Mitch and Bill used sod staples to secure the fabric over the sodded areas. We will leave these covers on the sodded areas over the weekend and remove them next week.  Hopefully this "greenhouse effect" will improve the rooting of the sod and help it to survive.  As the season progresses we will be topdressing these areas regularly to smooth them out even more.

Friday, February 1, 2013

Mallard Duck Nesting Tubes Revised

Our mallard duck nesting tube project has been one of our most viewed projects on the blog over the past year.  As this was a project Bill and Mitch designed in house there were some aspects that we did not account for and so in order to prepare the nesting tubes for the upcoming nesting season we made some minor changes and improvements.
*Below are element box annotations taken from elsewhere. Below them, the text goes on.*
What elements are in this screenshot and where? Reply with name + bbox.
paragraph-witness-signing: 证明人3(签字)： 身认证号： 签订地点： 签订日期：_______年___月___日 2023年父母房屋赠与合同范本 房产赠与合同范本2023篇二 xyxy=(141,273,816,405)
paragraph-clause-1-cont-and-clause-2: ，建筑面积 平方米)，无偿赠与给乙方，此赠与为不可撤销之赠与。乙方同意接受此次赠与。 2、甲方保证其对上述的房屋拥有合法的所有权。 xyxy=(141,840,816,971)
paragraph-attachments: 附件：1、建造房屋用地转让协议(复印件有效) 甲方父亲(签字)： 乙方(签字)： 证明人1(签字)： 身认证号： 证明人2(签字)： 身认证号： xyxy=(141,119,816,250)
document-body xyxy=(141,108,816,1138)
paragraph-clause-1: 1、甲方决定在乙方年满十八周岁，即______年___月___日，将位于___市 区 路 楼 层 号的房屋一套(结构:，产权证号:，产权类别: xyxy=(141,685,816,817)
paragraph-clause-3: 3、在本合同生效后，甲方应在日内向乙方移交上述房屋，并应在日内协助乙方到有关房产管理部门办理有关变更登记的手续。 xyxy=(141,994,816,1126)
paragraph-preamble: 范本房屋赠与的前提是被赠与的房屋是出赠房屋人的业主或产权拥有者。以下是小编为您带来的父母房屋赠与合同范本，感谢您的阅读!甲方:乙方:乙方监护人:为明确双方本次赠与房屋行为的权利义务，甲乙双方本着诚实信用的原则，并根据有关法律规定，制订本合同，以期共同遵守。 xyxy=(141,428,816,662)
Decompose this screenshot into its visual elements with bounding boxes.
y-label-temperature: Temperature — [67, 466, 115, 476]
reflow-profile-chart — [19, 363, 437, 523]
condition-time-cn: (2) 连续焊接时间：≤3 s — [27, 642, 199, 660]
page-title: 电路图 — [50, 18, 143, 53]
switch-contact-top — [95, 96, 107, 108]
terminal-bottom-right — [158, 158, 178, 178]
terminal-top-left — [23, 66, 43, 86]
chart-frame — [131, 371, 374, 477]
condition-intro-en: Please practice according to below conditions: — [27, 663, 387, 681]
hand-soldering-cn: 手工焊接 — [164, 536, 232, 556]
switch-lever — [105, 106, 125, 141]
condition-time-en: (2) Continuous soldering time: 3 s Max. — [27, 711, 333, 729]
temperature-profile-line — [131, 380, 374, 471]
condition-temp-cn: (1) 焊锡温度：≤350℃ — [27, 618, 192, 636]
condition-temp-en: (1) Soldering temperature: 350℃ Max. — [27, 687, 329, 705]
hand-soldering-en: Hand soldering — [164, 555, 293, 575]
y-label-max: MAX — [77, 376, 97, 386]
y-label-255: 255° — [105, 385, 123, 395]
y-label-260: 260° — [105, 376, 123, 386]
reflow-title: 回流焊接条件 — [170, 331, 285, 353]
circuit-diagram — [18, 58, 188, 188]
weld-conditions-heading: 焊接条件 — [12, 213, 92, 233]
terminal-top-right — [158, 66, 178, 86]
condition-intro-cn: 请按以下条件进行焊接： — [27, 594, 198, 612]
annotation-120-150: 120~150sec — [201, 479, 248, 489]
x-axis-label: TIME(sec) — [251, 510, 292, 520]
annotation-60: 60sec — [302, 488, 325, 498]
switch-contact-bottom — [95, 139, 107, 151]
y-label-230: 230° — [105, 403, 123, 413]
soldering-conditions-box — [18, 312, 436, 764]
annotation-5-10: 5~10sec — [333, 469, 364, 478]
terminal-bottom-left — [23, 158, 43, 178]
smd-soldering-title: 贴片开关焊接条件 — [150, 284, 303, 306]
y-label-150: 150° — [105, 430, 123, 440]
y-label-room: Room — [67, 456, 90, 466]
 The biggest issue that we noticed with the construction of the nesting tubes was that the large 2" x 3" openings in the coated garden fencing allowed the pine straw to become dislodged during heavy rain storms.  In order to compensate for this problem we decided to bring the nesting tubes in, disassemble them, and add a layer of chicken coop wire around the outside of the inner tube.

 New pine straw was spread over the remaining nesting tube fencing.

The nesting tube was rolled back up and secured with new hog rings.

Here's Mitch with the "new and improved" mallard duck nesting tube.  They also added a small platform on the front of the nesting tube for the ducks to land on or use as a diving board when it comes time to go swimming.  Even mallard ducks need a little fun, once in a while.

Mitch and Willie decided that today, even though it was only in the upper 20s, would be a great day to reinstall the nesting tubes in the irrigation lake.

The forethought of using the U channel road signs came in very handy as it made reinstalling the nesting tubes rather easy, although rather cold.  The tubes were refilled with broomsedge and straw from the surrounding area and the nesting tubes were positioned so the platform would be facing out to the water.

The nesting tubes have all been renovated and reinstalled in the irrigation lake.  We are hopeful for a successful nesting season with many little mallard ducklings to follow.

Thanks to Mitch, Bill, and Willie for all their hard work and dedication.